During the procedure, electric wires from the device are connected to the heart. The device comes with a battery built into it, which needs to be charged each week by placing a small charger over the chest for one hour.
The device helps the heart through a therapy called “cardiac contractility modulation,” which involves delivering electric impulses to the heart for one-hour periods five times a day. Over time, this changes how proteins responsible for the heart’s ability to pump are made. And after months of the therapy, the heart’s function improves.
In a 2018 study, people who used the Optimizer device had a roughly 8 percent lower rate of heart-related death and hospitalizations compared to people who did not receive the device. These patients also tolerated exercise better and reported an improved quality of life.
The device is already being used in Europe. Impulse Dynamics, the company that makes the devices, estimates that 3,000 devices are already being used outside the U.S.
The only known complications of the device thus far are those related to the procedure for placing it inside the body, such as infection and bleeding.
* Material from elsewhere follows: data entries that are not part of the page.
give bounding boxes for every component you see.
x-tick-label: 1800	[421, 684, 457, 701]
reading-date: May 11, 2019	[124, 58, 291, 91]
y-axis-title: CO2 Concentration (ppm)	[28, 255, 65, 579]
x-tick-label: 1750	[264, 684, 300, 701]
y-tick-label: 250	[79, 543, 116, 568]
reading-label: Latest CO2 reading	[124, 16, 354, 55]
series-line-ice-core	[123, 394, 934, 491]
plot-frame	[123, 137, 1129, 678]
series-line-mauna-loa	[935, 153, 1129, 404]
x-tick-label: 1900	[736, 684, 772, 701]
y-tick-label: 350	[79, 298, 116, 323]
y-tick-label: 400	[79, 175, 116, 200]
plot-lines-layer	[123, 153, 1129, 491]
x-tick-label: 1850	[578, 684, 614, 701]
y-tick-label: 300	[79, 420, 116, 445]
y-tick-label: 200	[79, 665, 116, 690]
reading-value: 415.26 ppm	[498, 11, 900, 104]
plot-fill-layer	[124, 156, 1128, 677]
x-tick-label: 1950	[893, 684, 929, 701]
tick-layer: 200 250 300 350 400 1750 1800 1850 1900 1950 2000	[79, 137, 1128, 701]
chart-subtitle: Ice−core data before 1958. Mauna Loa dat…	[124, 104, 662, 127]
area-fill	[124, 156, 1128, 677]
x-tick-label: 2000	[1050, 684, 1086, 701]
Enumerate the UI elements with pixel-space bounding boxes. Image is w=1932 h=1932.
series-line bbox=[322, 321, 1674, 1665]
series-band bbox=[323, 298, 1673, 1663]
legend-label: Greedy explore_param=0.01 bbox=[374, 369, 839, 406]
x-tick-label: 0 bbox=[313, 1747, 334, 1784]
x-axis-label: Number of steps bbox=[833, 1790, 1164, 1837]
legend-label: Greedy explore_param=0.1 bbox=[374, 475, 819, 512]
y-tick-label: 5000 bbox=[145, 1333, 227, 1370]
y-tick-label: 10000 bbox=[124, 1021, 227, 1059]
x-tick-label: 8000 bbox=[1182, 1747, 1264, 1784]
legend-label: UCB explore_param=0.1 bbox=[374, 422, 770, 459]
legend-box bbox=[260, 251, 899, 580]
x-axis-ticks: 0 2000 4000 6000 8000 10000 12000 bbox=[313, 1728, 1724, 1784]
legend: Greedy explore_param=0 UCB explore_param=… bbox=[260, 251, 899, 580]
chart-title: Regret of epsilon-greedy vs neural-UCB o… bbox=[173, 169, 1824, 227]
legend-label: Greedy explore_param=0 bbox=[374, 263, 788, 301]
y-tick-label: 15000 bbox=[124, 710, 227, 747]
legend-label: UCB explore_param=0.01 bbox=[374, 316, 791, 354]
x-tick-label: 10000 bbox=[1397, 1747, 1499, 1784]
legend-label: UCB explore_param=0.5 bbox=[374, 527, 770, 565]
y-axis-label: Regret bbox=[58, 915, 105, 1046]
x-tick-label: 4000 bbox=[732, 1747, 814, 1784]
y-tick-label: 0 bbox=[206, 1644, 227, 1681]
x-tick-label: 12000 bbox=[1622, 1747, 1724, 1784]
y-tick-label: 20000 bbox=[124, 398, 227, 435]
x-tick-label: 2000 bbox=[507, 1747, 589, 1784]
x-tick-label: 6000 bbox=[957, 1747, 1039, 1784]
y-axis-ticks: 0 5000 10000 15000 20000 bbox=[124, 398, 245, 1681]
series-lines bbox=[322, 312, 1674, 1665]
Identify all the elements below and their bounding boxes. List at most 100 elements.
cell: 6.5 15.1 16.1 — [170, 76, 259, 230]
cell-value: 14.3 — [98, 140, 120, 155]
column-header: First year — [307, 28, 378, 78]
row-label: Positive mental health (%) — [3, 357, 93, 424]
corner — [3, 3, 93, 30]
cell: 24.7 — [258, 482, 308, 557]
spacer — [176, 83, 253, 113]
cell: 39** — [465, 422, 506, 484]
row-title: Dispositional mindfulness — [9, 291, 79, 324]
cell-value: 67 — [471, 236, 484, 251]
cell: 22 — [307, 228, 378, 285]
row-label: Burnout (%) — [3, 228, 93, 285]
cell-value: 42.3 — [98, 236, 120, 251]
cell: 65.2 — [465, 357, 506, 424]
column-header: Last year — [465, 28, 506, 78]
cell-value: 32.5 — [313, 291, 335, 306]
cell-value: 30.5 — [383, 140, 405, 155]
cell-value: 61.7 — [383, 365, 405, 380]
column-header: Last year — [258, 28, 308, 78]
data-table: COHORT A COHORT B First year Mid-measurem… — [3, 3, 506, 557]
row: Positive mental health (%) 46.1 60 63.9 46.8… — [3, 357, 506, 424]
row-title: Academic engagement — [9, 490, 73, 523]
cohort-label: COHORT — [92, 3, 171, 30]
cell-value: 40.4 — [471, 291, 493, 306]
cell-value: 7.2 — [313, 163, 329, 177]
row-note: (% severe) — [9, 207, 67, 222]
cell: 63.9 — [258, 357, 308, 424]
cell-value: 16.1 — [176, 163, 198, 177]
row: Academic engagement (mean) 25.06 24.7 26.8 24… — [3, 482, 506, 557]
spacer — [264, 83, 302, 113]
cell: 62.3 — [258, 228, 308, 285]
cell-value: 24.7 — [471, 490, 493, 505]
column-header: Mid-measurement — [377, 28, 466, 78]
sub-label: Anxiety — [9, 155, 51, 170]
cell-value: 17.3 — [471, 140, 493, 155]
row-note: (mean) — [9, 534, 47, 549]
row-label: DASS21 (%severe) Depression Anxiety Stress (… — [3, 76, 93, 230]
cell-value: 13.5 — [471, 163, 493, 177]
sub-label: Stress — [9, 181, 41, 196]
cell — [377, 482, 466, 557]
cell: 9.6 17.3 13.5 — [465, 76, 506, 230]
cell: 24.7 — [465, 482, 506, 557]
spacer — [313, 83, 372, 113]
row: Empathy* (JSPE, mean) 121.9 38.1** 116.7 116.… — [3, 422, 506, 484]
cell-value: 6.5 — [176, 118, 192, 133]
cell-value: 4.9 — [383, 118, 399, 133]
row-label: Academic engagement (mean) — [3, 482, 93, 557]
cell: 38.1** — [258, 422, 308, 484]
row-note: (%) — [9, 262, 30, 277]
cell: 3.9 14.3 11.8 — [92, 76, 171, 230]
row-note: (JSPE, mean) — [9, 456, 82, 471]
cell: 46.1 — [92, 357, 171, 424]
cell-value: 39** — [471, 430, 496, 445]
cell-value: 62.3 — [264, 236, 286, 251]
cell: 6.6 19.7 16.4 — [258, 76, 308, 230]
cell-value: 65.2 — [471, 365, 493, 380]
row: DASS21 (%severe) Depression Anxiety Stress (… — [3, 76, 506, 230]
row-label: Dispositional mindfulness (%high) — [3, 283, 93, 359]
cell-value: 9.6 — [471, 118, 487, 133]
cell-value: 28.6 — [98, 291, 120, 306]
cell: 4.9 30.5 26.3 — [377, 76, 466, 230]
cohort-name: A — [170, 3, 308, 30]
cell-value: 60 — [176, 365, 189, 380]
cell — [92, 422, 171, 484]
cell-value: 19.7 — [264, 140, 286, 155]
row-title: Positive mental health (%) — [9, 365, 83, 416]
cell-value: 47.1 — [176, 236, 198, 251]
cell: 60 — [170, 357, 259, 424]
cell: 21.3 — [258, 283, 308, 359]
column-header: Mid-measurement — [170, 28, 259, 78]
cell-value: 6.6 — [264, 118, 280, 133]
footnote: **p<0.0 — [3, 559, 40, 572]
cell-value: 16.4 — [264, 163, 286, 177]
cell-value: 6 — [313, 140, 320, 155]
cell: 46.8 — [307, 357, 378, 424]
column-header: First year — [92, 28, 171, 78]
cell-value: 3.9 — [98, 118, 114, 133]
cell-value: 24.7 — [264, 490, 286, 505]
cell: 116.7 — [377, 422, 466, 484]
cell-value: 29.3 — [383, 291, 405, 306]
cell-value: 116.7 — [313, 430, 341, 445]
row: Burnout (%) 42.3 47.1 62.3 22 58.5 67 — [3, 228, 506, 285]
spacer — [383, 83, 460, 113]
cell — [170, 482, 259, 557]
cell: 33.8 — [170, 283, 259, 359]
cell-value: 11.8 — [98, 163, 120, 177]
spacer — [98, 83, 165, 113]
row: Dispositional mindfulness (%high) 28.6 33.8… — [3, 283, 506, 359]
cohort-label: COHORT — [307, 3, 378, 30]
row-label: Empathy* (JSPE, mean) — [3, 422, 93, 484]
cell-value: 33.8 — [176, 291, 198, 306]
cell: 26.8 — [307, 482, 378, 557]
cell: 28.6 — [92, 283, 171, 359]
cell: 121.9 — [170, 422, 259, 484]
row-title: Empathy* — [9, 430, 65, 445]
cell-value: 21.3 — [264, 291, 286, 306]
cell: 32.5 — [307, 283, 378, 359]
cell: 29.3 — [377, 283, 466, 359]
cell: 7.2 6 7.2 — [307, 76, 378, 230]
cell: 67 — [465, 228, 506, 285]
However, these are rare and they are the same risks that exist for similar procedures. Further studies are needed to determine long-term effects of the device.“We now have in the armamentarium of the clinician something to treat a significant number of patients who did not have an option before,” Dr. Daniel Burkhoff, the chief medical officer of Impulse Dynamics, told ABC News. “We’re very excited about this opportunity to treat patients.”
Dr. Leila Haghighat is an internal medicine resident at Yale New Haven Hospital who also works with the ABC News Medical Unit.